Petro Poroschenko sucht Nähe zu Europa: "Heute hat die Verwirklichung des europäischen Wegs, des europäischen Strebens der Ukraine höchste Priorität", sagt der neu gewählte Präsident Poroschenko bei einer im Fernsehen übertragenen Ansprache. Der 48-Jährige kündigt an, dass ihn seine erste Reise als Staatschef in die Krisenregion im Osten des Landes führen werde. Der Kampf gegen die "Terroristen" müsse verstärkt werden, sagt er. Bereits bei der Stimmabgabe hatte der prowestliche Politiker gefordert, die bewaffneten Aufständischen müssten aus den Dörfern und Städten des russisch geprägten Ostens verschwinden.

Klitschko wird Bürgermeister: Der ukrainische Ex-Boxprofi Vitali Klitschko hat die Bürgermeisterwahl in Kiew laut Prognose gewonnen. Der Sportstar habe 57,4 Prozent der Stimmen erhalten, ergibt eine Nachwahlbefragung im Auftrag des Staatsfernsehens. "Ich gratuliere ihm", sagt Poroschenko bei einer gemeinsamen Pressekonferenz mit Klitschko. Der 42-jährige Boxer stand bei den proeuropäischen Protesten in der Ukraine, die im Februar zum Sturz von Staatschef Viktor Janukowitsch führten, an vorderster Front. Seine ursprünglichen Ambitionen auf das Präsidentenamt gab er im März zugunsten Poroschenkos auf.
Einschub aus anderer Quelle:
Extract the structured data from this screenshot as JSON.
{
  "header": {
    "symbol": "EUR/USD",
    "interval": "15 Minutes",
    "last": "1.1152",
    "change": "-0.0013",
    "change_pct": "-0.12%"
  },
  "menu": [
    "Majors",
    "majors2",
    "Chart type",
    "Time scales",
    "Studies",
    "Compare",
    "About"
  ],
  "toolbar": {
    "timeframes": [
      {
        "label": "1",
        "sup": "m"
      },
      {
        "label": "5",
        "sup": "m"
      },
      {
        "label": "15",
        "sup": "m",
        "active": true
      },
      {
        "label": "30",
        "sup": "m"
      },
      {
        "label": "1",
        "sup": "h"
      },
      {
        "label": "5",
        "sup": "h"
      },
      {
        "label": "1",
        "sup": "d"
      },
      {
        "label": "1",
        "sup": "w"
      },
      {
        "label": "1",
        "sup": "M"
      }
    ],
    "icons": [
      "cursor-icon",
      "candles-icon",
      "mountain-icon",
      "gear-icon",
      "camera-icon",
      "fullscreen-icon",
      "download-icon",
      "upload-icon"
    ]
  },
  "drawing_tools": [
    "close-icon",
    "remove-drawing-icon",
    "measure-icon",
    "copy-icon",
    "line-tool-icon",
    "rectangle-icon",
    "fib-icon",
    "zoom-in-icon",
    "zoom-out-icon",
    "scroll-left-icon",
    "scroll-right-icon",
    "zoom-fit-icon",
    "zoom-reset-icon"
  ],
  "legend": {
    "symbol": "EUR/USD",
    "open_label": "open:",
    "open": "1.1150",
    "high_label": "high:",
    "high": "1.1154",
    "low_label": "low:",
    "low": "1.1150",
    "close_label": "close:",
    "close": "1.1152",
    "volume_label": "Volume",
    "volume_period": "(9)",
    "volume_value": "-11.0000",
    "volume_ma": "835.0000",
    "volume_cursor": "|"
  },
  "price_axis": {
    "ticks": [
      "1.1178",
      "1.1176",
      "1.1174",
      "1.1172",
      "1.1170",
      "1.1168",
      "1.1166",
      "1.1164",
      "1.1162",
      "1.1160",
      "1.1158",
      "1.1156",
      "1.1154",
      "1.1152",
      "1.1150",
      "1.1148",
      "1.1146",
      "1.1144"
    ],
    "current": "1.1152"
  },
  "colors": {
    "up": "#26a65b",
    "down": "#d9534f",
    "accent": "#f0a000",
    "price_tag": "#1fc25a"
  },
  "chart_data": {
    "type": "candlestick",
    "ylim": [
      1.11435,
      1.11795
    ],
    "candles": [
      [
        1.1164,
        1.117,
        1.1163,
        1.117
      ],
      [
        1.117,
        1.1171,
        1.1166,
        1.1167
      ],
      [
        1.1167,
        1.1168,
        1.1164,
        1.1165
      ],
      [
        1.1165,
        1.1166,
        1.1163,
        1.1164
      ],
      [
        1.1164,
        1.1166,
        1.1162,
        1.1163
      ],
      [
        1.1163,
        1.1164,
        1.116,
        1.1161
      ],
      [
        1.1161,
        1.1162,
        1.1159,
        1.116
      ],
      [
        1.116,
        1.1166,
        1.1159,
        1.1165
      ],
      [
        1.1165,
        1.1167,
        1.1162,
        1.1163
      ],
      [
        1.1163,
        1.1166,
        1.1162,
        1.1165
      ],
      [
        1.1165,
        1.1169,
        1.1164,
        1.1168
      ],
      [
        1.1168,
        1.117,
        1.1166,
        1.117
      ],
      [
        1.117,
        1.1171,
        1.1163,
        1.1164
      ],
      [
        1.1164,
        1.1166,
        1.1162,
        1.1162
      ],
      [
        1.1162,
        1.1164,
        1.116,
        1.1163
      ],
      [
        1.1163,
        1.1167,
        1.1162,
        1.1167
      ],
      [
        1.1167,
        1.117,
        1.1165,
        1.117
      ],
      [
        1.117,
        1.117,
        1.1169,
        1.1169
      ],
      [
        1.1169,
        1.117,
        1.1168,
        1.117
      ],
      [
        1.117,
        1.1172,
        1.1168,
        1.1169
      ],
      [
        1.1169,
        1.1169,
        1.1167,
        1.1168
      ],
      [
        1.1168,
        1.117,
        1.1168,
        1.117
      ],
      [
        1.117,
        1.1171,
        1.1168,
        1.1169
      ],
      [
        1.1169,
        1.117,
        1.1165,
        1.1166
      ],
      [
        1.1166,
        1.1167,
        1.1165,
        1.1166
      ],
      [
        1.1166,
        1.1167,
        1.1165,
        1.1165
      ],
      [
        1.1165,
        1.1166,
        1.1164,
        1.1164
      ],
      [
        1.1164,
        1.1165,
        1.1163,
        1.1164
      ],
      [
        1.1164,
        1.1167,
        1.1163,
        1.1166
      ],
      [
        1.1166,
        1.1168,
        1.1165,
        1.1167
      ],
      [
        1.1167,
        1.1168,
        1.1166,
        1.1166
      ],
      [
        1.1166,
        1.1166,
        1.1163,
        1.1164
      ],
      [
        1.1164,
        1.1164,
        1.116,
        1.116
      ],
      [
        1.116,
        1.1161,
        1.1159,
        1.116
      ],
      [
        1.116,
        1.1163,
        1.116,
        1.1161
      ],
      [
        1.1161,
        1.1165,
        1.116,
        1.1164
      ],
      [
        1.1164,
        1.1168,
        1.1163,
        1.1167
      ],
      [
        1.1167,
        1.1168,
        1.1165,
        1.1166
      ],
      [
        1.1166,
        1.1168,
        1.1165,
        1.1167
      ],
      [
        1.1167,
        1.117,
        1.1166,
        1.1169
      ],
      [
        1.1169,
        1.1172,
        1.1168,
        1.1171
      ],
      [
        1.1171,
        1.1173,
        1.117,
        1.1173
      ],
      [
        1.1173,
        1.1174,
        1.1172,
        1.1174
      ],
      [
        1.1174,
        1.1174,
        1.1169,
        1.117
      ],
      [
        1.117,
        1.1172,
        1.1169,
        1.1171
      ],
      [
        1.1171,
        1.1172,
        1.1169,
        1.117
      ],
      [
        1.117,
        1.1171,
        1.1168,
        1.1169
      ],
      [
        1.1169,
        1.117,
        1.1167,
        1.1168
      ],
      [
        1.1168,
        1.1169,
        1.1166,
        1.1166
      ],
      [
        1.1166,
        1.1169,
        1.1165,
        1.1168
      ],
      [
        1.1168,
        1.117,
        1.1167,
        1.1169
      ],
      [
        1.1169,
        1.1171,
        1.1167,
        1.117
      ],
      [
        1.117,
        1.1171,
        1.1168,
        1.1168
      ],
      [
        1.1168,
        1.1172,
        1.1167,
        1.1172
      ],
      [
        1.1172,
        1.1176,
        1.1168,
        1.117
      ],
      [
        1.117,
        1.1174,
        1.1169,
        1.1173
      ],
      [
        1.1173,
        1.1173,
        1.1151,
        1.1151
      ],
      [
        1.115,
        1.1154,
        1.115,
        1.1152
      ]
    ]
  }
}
Prorussische Separatisten boykottierten Wahl: In der teilweise von militanten Separatisten kontrollierten Ostukraine öffneten nur ein Bruchteil der Wahllokale. Örtliche Medien berichteten von vereinzelten Übergriffen moskautreuer Kräfte auf Wahlstellen. Viele Einwohner der Gebiete Donezk und Lugansk trauten sich demnach nicht zur Wahl oder stehen vor versperrten Wahllokalen. Teilweise setzten die Separatisten auch auf offene Provokation:

Das Wahlergebnis soll nach einem Parlamentsbeschluss in Kiew trotzdem in jedem Fall Gültigkeit haben.

Journalist im Osten getötet: Im Osten der Ukraine gerieten am Samstag mehrere ausländische Journalisten unter Beschuss. Nach Angaben des Außenministeriums in Rom wurde dabei der Italiener Andrea Ronchelli getötet. Das italienische Außenministerium bestätigte den Tod des 30 Jahre alten Fotografen. Zudem sei ein russischer Übersetzer getötet worden. Auch ein französischer Journalist wurde demnach verletzt. Die Reporter gerieten den Angaben zufolge nahe der Separatisten-Hochburg Slawjansk unter Mörserbeschuss.